TNI di Papua: Garda Konstitusi untuk Keamanan dan Keadilan, Bukan Alat Penindasan

1 month ago 9

PUNCAK - Di tengah memanasnya situasi keamanan di Papua, Tentara Nasional Indonesia (TNI) kembali menjadi sorotan setelah munculnya ancaman dari kelompok bersenjata yang menamakan diri Tentara Pembebasan Nasional Papua Barat – Organisasi Papua Merdeka (TPNPB-OPM). Kelompok tersebut secara terbuka menolak rencana pembangunan pos militer di beberapa wilayah rawan seperti Puncak Jaya dan mengklaim area tersebut sebagai "zona perang", bahkan mengancam akan menyerang aparat TNI-Polri serta meminta warga non-Papua meninggalkan wilayah itu. Jum'at (8/8/2025).

Pernyataan tersebut menimbulkan keresahan dan salah kaprah di tengah masyarakat. Namun penting ditegaskan bahwa kehadiran TNI di Papua bukanlah bentuk represi, melainkan langkah sah negara yang berlandaskan konstitusi dalam menjaga kedaulatan serta melindungi rakyatnya dari ancaman bersenjata yang kian brutal.

Landasan Konstitusional Kehadiran TNI di Papua

Kehadiran TNI di wilayah rawan konflik seperti Papua bukanlah keputusan sepihak tanpa dasar hukum. Sebaliknya, hal tersebut merupakan mandat konstitusional yang dijalankan sesuai Undang-Undang Dasar Negara Republik Indonesia Tahun 1945. Dalam Pasal 30 UUD 1945 ditegaskan bahwa TNI adalah alat negara yang bertugas menjaga kedaulatan negara, keutuhan wilayah NKRI, dan keselamatan bangsa.

Dasar hukum operasional TNI juga diatur dalam:

* Undang-Undang Nomor 34 Tahun 2004 tentang TNI, khususnya Pasal 7 ayat (2) huruf b angka 3 dan 4, yang memberi kewenangan TNI dalam Operasi Militer Selain Perang (OMSP), termasuk untuk mengatasi gerakan separatis bersenjata dan mengamankan wilayah perbatasan.

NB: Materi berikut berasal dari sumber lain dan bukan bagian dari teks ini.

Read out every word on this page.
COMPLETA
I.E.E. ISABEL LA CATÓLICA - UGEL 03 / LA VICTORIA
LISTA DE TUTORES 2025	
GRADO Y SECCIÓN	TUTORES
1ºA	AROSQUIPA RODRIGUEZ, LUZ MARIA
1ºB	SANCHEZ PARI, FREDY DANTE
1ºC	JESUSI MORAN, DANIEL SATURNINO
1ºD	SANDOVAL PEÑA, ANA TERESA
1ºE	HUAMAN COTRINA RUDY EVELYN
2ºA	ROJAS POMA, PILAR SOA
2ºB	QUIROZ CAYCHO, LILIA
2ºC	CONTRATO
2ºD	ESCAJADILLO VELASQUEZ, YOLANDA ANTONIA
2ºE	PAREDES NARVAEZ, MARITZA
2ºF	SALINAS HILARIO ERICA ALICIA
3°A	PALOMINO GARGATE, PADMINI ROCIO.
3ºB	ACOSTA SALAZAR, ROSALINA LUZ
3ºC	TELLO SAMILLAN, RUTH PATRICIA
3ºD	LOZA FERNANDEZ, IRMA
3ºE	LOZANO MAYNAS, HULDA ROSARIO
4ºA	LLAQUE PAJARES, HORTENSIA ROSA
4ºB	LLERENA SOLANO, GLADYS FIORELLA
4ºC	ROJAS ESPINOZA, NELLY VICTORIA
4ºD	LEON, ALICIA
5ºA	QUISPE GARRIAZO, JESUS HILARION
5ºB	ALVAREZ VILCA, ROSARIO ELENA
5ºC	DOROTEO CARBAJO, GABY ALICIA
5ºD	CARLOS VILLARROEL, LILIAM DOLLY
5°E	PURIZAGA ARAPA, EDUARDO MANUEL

* Pasal 9 UU yang sama menegaskan hak TNI untuk membangun dan menggunakan infrastruktur demi mendukung pelaksanaan tugas dan fungsinya.

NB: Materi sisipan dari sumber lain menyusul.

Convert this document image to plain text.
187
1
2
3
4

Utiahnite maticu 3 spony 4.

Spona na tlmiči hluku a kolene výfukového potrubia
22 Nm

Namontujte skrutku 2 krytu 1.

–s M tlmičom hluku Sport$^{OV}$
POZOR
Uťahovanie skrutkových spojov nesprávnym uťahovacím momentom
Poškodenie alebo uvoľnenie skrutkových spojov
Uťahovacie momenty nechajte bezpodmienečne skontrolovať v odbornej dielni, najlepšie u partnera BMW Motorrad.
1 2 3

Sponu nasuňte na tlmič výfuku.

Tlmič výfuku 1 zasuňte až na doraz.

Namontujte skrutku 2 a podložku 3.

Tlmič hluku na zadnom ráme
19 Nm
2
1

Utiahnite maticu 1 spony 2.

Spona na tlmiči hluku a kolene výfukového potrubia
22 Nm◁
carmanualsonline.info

* Peraturan Presiden Nomor 66 Tahun 2019, yang memperkuat struktur Komando Gabungan Wilayah Pertahanan (Kogabwilhan) dalam merespons ancaman strategis, termasuk konflik bersenjata.

Dengan demikian, pembangunan pos militer di Papua bukan hanya legal, tetapi merupakan tanggung jawab negara dalam menjamin keamanan warganya dari ancaman nyata kelompok separatis.

Melindungi Warga Sipil, Bukan Menindas

Tuduhan bahwa keberadaan pos militer merupakan bentuk militerisasi yang menindas warga sipil sama sekali tidak berdasar. Justru sebaliknya, keberadaan TNI di daerah rawan konflik seperti Puncak Jaya bertujuan untuk:

* Memberikan perlindungan maksimal kepada masyarakat sipil dari serangan kelompok bersenjata.

* Menjaga stabilitas agar pembangunan nasional berjalan tanpa gangguan.

* Mencegah perluasan aksi kekerasan oleh kelompok separatis.

Pendekatan TNI di Papua juga tidak semata berlandaskan kekuatan militer. Dalam kerangka Instruksi Presiden No. 9 Tahun 2020 tentang Percepatan Pembangunan Kesejahteraan di Papua dan Papua Barat, TNI mengedepankan peran sosial dan kemanusiaan, antara lain:

* Memberikan dukungan pengamanan terhadap program pembangunan di Papua.

* Bekerja sama dengan pemerintah daerah dalam pelayanan pendidikan dan kesehatan.

* Mengembangkan komunikasi sosial yang inklusif dengan tokoh adat, tokoh agama, dan masyarakat umum di Papua.

Pendekatan ini adalah refleksi nyata bahwa kehadiran TNI tidak hanya untuk menegakkan hukum, tapi juga untuk membangun harapan dan mempererat persatuan.

TPNPB-OPM dan Ancaman terhadap Warga Sipil: Pelanggaran Hukum dan HAM

Di sisi lain, tindakan TPNPB-OPM dalam mengancam dan menyerang warga sipil, guru, tenaga medis, hingga pekerja pembangunan infrastruktur adalah tindakan yang tidak hanya keji, tapi juga tergolong pelanggaran hukum berat, baik secara nasional maupun internasional.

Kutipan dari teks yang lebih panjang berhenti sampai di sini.